Bloomberg Technoz, Jakarta - Kejaksaan Agung memutuskan untuk menolak permohonan justice collaborator yang diajukan Wakil Kepala Badan Gizi Nasional (BGN) 2025-2026 Sony Sonjaya dalam perkara dugaan tindak pidana korupsi tata kelola program Makan Bergizi Gratis (MBG) pada Badan Gizi Nasional 2025-2026.
Direktur Penyidikan pada Jaksa Agung Muda Pidana Khusus Kejagung Syarief Sulaeman Nahdi mengatakan, ada dua syarat utama seorang pelaku bisa mengajukan status JC atau membantu membongkar sebuah tindak pidana. Pertama, kata dia, pengaju status JC bukan pelaku utama dari kejahatan tersebut. Kedua, pengaju juga harus mengakui seluruh kejahatan yang dilakukan.

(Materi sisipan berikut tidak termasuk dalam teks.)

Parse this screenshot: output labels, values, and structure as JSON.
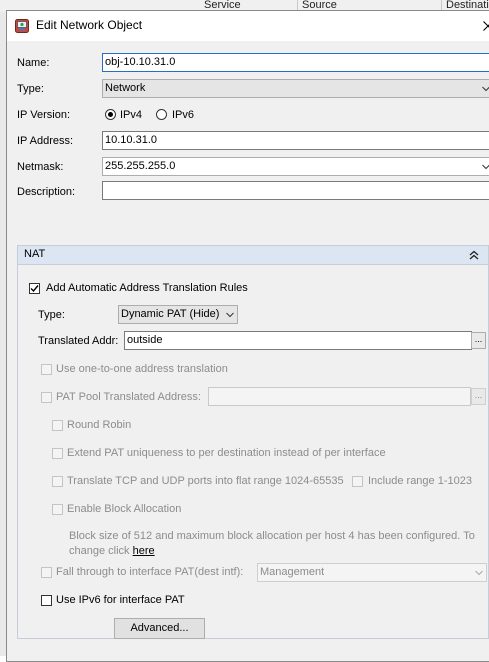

“SS [Sony] merupakan pihak yang paling bertanggung jawab dalam hal penentuan atau verifikasi titik-titik SPPG sehingga merupakan pelaku utama, bukan merupakan pelaku second liner dari kedua yang akan membuka pelaku di atasnya,” ujar dia kepada awak media, Selasa (23/06/2026).
Berdasarkan sejumlah bukti dan kesaksian, penyidik justru menemukan Sony adalah tokoh utama yang menyebabkan terjadinya praktik jual beli titik Satuan Pelayanan Pemenuhan Gizi (SPPG) atau dapur MBG.
Selain itu, usai pemeriksaan sebagai tersangka, Sony juga cenderung menutupi sejumlah perbuatan korupsi yang dilakukannya. Penyidik menilai purnawirawan jenderal polisi tersebut belum mengakui perbuatan praktik lancung dalam perkara ini.